How does one graph a summation, like $$\sum_{x=0}^{n} n$$
Can it be like this
Because if you take the points from the summation (0,0), (1,1), (2,3), (3,6) you can tell by summations it only works with integers, so after that integer, like a floor function, it should stay prolonged for one unit until the next integer.
I personally thinks this is how it should be graphed. If this is how the graph looks I think we can easily formulate the integral. If go backwards the limit is 0, in the summations so it's 0.
As for the reason it's like a floor function, if these are fixed points, taking x=1.5, you could just say undefined, but then there's not much you can solve from it. You could say it's discrete, but then is a summation a function, if there is no infinitesimal parts for all x-values, should it just be the way it is?
This may sound off topic, but is there an identity for the integral of any summation, and what is it called? Because if you take $\int\sum_{x=0}^{n} n^n$, you can't find the partial sum for it, so you'll have to introduce another notation.
One function that will produce the given graph is $$ f(x)= \sum_{k=1}^{\lfloor x \rfloor} k = \frac{\lfloor x \rfloor \cdot \lfloor x + 1 \rfloor}{2} $$ provided $x \geq 0$ and $f(x)=0$ if $x < 0$. Here $\lfloor x \rfloor$ denonotes the floor function, i.e., decimal truncation.
If you restrict the domain of $f$ to set bounded from above then you can realize it as the finite sum of simple functions, where each simple function is a "step" of the graph. More specifically, on any interval $(-\infty, x]$ for $x \geq 0$ we have the functional equality $$ f = \frac{\lfloor x \rfloor \cdot \lfloor x + 1 \rfloor}{2} \cdot \chi_{[\lfloor x \rfloor, x]} + \sum_{k=0}^{\lfloor x \rfloor - 1} \frac{k (k+1)}{2} \chi_{[k, k+1)}. $$ We adopt the convetion that the rightmost sum is $0$ if $\lfloor x \rfloor < 1$. Here, for any subset $A$ of the real numbers $\chi_A$ denotes the indicator function of $A$, defined by $\chi_A(x)=1$ if $x \in A$ and $\chi_A(x)=0$ if $x \notin A$. The reason for writing $f$ this way becomes apparent when we want to integrate it. More generally, for a function $g \colon \mathbb R \to \mathbb R$ that can be written as $g = \sum_{k=1}^n \alpha_k \cdot \chi_{I_k}$ for reals $\alpha_k$ we have $\int_{\mathbb R} g(x) \ dx = \sum_{k=1}^n \alpha_k \cdot \lvert I_k \rvert$.

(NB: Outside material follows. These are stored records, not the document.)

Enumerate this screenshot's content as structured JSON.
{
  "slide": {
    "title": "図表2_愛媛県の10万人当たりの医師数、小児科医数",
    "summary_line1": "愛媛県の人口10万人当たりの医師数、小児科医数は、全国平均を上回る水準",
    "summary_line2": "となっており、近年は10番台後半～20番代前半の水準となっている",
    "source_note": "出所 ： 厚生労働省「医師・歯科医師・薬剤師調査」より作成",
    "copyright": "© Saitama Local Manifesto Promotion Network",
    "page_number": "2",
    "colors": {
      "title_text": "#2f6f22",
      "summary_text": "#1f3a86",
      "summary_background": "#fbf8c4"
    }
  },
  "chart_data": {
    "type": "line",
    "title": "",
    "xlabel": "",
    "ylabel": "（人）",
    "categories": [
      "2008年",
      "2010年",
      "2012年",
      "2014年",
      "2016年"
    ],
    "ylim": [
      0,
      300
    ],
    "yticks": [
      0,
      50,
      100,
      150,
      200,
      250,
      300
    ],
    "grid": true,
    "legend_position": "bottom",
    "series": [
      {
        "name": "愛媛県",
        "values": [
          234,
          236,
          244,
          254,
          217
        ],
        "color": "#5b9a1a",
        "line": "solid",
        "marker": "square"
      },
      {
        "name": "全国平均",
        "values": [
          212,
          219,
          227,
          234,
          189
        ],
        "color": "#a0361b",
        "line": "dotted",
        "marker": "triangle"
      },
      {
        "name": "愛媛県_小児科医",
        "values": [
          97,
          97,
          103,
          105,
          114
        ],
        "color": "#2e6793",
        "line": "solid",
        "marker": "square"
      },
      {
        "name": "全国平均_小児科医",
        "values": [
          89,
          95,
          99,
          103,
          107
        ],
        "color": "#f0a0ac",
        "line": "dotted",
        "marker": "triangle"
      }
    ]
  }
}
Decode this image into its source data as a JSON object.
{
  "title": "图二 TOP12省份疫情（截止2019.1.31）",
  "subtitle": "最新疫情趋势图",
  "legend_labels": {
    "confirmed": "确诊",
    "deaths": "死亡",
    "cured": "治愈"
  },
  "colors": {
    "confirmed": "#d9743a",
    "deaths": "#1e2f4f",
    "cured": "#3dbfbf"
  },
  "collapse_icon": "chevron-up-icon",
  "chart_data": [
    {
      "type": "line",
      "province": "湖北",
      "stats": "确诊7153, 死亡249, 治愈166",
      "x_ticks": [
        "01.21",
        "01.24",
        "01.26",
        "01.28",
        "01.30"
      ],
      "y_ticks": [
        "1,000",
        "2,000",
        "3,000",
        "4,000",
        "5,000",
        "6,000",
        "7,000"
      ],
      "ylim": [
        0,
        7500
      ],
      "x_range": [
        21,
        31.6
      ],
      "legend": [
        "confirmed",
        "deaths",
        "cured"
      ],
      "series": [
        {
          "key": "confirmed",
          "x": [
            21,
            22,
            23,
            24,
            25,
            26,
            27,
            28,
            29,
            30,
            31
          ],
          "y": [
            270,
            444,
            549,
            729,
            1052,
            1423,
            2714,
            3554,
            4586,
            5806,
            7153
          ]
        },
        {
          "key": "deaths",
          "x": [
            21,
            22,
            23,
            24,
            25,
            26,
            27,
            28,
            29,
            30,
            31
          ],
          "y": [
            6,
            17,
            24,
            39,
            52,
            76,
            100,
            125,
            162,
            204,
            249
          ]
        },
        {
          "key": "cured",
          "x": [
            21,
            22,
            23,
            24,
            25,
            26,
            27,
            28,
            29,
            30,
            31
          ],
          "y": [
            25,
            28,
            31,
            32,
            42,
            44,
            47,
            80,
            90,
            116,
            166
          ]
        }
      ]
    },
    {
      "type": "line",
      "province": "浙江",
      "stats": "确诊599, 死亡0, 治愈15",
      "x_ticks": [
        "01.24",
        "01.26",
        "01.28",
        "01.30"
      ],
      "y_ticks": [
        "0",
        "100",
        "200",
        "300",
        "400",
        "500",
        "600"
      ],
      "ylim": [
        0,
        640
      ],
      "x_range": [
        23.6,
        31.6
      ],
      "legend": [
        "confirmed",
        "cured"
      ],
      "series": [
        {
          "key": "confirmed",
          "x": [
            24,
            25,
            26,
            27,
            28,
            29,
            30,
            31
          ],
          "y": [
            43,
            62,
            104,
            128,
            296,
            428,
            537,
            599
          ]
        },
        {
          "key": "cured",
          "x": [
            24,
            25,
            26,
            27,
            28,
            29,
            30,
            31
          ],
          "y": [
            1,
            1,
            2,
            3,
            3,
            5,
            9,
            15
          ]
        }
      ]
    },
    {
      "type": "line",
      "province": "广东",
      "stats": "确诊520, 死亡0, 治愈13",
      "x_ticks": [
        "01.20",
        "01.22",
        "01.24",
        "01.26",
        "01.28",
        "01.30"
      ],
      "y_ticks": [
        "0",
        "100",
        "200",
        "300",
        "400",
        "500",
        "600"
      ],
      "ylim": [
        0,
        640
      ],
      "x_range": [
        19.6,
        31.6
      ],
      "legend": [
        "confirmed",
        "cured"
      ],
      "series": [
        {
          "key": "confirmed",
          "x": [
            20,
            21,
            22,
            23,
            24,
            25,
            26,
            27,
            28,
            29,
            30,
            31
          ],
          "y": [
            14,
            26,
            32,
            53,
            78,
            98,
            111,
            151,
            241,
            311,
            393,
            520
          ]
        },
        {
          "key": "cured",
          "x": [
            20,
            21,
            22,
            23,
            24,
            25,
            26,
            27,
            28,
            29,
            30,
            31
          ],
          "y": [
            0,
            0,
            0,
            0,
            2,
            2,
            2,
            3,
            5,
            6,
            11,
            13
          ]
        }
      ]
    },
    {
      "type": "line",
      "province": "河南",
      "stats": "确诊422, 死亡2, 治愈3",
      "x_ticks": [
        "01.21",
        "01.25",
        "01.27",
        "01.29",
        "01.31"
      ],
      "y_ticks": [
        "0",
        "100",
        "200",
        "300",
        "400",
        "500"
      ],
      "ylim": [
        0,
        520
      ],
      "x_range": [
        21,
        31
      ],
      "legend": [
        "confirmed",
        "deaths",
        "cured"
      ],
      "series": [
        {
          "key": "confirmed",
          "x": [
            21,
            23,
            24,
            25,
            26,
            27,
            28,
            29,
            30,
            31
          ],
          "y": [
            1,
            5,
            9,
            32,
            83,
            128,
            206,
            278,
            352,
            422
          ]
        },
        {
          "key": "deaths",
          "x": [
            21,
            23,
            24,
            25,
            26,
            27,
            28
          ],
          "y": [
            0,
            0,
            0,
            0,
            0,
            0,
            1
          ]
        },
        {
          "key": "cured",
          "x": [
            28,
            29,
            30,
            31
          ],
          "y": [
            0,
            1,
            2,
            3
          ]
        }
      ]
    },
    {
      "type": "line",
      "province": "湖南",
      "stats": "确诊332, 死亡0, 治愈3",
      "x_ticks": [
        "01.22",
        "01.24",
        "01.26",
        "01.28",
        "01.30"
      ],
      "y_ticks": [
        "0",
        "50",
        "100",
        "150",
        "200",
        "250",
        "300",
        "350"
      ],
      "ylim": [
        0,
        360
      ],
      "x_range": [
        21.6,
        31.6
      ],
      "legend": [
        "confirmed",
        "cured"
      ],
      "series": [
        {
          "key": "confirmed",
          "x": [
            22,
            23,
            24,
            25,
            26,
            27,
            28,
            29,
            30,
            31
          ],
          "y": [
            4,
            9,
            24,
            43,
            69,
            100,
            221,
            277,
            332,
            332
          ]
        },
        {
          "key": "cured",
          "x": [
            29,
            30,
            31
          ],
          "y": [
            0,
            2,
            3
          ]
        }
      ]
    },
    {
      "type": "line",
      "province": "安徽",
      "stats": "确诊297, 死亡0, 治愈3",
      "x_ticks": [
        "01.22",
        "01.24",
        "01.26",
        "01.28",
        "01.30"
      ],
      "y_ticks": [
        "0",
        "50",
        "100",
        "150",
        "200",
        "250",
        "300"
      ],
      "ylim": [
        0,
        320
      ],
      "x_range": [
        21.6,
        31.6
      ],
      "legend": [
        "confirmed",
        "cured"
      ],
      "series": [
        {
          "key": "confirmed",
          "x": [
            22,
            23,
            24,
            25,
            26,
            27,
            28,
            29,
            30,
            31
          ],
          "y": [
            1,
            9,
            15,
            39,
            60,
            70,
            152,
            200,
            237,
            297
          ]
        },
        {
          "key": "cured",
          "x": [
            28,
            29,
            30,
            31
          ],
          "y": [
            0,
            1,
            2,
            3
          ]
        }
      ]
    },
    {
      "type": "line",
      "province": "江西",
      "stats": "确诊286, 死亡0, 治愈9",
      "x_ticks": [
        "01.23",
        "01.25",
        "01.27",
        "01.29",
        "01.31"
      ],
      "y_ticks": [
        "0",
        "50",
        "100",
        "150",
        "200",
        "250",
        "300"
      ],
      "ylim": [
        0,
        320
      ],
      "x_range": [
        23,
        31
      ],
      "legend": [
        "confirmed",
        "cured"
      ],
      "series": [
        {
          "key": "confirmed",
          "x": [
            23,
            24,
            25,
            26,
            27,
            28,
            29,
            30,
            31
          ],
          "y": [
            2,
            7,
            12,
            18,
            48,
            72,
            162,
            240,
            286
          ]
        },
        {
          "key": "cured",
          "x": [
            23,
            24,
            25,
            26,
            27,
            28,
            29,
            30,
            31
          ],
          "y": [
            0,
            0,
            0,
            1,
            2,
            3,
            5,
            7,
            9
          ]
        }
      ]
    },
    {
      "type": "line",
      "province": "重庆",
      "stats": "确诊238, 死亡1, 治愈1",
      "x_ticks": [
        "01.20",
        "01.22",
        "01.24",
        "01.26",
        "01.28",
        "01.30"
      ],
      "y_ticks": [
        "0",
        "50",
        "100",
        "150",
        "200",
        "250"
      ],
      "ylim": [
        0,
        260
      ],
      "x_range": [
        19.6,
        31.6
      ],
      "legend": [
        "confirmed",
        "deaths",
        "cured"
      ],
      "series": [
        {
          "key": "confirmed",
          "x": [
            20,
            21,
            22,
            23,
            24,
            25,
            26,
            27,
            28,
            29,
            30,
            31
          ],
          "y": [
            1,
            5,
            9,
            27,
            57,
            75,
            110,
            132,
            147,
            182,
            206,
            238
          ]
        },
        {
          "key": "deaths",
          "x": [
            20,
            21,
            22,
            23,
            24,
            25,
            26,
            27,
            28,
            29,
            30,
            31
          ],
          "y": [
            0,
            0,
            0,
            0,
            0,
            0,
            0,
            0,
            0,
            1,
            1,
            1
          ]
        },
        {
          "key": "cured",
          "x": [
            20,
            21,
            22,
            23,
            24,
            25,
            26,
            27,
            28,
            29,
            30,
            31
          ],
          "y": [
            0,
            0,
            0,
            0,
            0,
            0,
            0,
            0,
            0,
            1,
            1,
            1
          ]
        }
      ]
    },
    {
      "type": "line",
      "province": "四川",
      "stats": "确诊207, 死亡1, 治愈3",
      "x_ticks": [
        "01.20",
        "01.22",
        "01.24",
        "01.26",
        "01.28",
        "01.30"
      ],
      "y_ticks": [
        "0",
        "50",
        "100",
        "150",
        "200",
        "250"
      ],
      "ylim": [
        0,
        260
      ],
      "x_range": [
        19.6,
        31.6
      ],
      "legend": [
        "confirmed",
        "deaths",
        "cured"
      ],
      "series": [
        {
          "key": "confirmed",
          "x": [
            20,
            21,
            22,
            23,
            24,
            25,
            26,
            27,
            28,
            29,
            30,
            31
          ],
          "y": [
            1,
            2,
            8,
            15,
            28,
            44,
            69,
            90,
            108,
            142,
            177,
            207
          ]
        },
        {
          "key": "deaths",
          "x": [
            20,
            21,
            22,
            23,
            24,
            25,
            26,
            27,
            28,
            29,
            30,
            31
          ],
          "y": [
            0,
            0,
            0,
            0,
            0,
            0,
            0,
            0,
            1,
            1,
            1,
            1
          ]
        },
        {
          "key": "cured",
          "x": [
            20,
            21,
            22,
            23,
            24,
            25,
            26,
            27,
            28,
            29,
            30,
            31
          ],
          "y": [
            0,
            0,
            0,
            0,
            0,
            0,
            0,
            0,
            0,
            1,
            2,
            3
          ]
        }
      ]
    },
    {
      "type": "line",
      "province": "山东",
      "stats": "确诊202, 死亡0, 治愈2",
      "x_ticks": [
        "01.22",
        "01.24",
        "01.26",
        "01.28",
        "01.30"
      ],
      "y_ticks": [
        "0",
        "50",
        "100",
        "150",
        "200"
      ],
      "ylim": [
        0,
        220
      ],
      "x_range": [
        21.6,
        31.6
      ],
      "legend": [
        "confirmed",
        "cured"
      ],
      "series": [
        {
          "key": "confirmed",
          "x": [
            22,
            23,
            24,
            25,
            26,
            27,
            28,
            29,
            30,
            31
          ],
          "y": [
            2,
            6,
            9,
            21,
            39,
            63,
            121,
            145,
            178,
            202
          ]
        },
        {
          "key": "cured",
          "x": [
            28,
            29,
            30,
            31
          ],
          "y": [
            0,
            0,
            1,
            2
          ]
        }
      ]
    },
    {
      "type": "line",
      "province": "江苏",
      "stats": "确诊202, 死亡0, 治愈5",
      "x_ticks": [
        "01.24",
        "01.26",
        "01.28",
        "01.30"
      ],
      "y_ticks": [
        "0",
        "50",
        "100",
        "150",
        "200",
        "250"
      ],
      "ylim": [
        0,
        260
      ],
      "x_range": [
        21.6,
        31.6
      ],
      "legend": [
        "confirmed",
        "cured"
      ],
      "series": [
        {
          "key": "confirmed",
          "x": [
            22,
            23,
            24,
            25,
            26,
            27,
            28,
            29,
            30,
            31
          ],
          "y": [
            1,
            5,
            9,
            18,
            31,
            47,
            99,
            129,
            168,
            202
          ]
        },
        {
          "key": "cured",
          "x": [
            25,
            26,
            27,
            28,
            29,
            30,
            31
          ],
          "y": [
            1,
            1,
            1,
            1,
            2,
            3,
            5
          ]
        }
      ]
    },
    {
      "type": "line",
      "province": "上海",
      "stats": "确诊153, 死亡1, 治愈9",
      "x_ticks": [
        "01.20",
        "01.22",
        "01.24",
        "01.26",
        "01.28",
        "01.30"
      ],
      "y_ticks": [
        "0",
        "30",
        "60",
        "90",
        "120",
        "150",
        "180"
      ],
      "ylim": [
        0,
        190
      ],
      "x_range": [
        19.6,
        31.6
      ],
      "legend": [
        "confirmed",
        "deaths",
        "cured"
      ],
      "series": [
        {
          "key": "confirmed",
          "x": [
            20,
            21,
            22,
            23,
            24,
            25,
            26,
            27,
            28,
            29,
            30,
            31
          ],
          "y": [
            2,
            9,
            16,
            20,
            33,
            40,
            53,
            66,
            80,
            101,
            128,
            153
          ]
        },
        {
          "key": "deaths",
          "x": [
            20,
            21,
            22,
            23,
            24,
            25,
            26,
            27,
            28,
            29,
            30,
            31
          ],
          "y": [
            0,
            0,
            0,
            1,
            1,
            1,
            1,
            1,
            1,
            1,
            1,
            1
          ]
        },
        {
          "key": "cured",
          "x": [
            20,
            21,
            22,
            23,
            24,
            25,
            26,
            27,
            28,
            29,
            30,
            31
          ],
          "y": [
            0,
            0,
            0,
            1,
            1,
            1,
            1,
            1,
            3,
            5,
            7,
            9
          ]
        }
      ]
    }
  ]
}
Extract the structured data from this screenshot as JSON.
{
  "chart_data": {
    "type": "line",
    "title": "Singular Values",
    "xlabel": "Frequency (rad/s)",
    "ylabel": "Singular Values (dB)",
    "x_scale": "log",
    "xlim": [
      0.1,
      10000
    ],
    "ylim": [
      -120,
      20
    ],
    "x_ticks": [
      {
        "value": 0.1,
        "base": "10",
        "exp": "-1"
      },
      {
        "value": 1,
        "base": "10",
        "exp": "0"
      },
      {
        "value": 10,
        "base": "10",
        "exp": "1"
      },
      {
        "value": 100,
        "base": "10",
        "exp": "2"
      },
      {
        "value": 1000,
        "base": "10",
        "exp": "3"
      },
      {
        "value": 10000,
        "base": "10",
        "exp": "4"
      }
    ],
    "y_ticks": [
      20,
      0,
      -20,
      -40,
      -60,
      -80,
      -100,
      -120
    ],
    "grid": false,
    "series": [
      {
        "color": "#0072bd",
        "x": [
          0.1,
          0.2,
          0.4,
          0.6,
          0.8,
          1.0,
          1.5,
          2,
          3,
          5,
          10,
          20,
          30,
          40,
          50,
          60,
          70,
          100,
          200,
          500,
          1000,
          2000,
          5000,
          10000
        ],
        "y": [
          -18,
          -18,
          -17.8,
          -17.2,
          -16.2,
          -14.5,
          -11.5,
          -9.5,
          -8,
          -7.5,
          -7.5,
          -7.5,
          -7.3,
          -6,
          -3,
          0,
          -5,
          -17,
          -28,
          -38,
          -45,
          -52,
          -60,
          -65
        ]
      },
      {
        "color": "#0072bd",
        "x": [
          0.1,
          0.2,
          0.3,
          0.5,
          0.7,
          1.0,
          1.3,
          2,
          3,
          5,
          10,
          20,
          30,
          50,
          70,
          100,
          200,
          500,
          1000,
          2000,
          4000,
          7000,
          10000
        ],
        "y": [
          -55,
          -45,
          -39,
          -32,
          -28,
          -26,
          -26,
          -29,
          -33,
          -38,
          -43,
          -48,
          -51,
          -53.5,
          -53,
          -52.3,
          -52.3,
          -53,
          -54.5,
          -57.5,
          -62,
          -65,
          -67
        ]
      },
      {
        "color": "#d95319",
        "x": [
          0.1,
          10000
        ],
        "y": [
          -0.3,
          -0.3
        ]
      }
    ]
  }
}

Clearly $\int_{\mathbb R} f(x) \ dx$ is infinite, but for $x \geq 0$ $$ \int_{-\infty}^x f(t) \ dt = (x - \lfloor x \rfloor) \cdot f(x) + \sum_{k=0}^{\lfloor x \rfloor -1} f(k). $$ The rightmost expression is just of the form $\sum_{k=1}^m \left( \sum_{j=1}^k j \right)$ which can be seen to equal $(1/6)m(m+1)(m+2)$.